When the alarm went off, he got smoothly to his feet, and strode down the hall to the main part of the lab, hand steady around the pommel of his sword.
It was chaos.
Techs running away, guards running to, and in the middle of it, hospital gown sliding off one shoulder, freshly-healed leg trailing bandages across the floor, was Sergeant Ramirez.
Adela. That was her name. He’d turned the woman; might as well think of her more intimately.
She had her arms outstretched, feet braced: a defensive stance. There was blood on her hands, and Vlad knew it wasn’t hers. The guards circled, wary, and there was Treadwell, trying to talk down a situation that had been doomed from the first.
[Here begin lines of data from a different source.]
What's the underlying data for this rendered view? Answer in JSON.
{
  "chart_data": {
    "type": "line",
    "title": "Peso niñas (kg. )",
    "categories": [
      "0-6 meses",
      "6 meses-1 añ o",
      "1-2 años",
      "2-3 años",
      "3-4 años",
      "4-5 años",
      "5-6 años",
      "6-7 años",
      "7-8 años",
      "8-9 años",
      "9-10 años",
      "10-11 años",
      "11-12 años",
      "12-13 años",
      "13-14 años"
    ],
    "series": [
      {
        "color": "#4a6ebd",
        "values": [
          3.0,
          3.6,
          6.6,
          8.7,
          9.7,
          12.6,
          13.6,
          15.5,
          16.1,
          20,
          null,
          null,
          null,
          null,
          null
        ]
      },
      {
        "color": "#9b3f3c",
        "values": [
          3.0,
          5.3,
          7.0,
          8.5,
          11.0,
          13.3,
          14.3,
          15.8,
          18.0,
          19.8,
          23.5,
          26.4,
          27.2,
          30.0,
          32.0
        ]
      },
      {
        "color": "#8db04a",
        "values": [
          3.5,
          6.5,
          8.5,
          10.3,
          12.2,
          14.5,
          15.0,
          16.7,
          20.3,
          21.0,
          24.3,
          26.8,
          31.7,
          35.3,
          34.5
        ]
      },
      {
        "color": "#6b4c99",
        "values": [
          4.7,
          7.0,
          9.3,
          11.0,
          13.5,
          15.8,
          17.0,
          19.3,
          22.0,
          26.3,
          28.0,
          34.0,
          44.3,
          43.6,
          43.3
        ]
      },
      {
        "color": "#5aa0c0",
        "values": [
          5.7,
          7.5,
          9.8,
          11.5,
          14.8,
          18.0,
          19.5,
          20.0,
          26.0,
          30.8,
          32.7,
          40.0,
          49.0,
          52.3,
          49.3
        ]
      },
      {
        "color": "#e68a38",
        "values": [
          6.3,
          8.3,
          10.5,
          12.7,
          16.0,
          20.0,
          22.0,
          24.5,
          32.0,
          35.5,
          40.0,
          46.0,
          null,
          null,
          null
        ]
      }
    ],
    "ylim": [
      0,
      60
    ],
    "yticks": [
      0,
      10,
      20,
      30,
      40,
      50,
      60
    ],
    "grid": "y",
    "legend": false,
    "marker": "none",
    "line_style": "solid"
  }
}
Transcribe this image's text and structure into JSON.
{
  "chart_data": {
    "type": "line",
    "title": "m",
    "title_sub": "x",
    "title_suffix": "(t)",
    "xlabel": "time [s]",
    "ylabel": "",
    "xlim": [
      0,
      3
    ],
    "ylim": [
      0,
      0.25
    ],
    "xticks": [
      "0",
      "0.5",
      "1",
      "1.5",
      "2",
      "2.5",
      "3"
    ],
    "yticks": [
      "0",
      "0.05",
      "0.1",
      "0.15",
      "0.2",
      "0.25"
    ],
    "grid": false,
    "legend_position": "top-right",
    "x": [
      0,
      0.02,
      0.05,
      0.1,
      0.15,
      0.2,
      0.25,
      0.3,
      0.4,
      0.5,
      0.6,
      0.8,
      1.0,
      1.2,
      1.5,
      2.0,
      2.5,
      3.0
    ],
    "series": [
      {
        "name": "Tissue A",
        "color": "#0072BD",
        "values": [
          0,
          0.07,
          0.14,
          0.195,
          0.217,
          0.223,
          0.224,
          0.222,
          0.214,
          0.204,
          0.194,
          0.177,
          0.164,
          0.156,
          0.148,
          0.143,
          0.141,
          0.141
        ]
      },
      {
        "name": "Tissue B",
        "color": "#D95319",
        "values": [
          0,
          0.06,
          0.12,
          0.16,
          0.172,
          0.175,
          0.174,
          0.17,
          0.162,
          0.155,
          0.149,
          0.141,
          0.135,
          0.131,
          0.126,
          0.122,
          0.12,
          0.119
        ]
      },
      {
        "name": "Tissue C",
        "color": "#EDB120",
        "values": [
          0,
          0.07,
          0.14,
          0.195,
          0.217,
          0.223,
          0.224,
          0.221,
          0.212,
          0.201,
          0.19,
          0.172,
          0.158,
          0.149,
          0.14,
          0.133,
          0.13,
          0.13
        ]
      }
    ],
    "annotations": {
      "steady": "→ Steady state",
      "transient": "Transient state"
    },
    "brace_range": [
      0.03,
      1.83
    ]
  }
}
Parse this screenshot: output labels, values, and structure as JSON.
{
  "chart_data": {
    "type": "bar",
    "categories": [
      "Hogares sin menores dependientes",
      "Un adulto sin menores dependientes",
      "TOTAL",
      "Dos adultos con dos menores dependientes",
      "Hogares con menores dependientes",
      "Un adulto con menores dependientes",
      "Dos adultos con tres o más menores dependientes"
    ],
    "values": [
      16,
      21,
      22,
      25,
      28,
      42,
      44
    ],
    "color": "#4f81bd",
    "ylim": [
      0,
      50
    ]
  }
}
There was shouting, and the alarm blaring overhead, red lights strobing along the ceiling as if the noise itself wasn’t enough of a call to arms. But Vlad saw the moment she caught his scent.
She froze, and her head swung toward him, black hair fanning across her shoulders. Her nostrils flared and she showed her teeth, and her eyes went wide.
Slowly, the tension bled out of her face, and she stared at him, open-mouthed. She could feel his blood in her veins, same as he could feel hers. Whether it ever meant anything to either of them – and he guessed it probably wouldn’t, knowing himself, knowing what he did of her – a link existed between them. The unbreakable kind.